My travels in Japan included lectures in Tokyo and Kyoto, sharing lessons learned from the US health information technology national efforts.    I highlighted that the Office of the National Coordinator has to balance the desire for innovation with a pace of change that vendors and clinicians can tolerate.

This led me to think about the pace of change that CIOs are experiencing right now.  The IT innovations of the past few years have been dizzying and the cycle between the peak of hype to the trough of obsolescence is now measured in months, not years.

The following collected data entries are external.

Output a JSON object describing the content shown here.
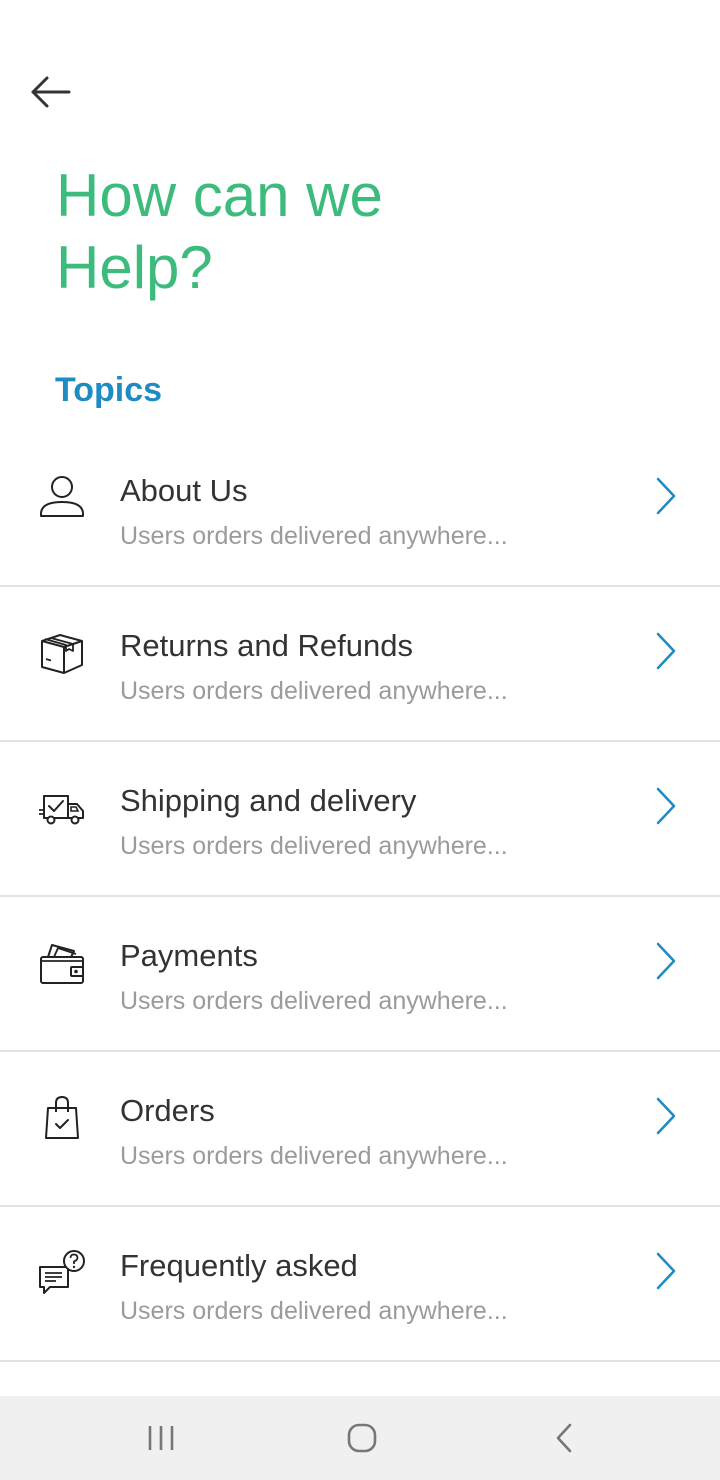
{
  "header": {
    "back_icon": "arrow-left-icon",
    "title": "How can we\nHelp?"
  },
  "topics": {
    "label": "Topics",
    "items": [
      {
        "icon": "user-icon",
        "title": "About Us",
        "subtitle": "Users orders delivered anywhere..."
      },
      {
        "icon": "box-icon",
        "title": "Returns and Refunds",
        "subtitle": "Users orders delivered anywhere..."
      },
      {
        "icon": "delivery-truck-icon",
        "title": "Shipping and delivery",
        "subtitle": "Users orders delivered anywhere..."
      },
      {
        "icon": "wallet-icon",
        "title": "Payments",
        "subtitle": "Users orders delivered anywhere..."
      },
      {
        "icon": "shopping-bag-icon",
        "title": "Orders",
        "subtitle": "Users orders delivered anywhere..."
      },
      {
        "icon": "faq-chat-icon",
        "title": "Frequently asked",
        "subtitle": "Users orders delivered anywhere..."
      }
    ]
  },
  "colors": {
    "title": "#3dbb7d",
    "accent": "#1e8bc3",
    "text": "#333333",
    "subtext": "#9b9b9b"
  },
  "system_nav": {
    "recent_icon": "recent-apps-icon",
    "home_icon": "home-icon",
    "back_icon": "back-chevron-icon"
  }
}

Some examples of rise and fall

1.  Blackberry – I was one of the earliest adopters of Blackberry technology, using a small pager-like device for short text messages.  As each new model was announced, I welcomed the innovations – the evolution from thumbwheel to joystick to track pad, larger color screens, cameras, video features, and voice memo recording.   However, in 2011, my mobile device needs have outpaced Blackberry’s engineering.  I now need a full featured web browser, a book reader, the ability to zoom/drag via touch screen, and a robust App Store.   Until 2010, Blackberry seemed to be unstoppable in the corporate messaging world.  Now it is laying of 2500 people as the iPhone and Android devices rapidly replace Blackberries in consumer and business settings.   They tried very hard to introduce new devices such as the Storm, the Playbook, and the Torch, but came up short as customer expectations exceed their pace of innovation.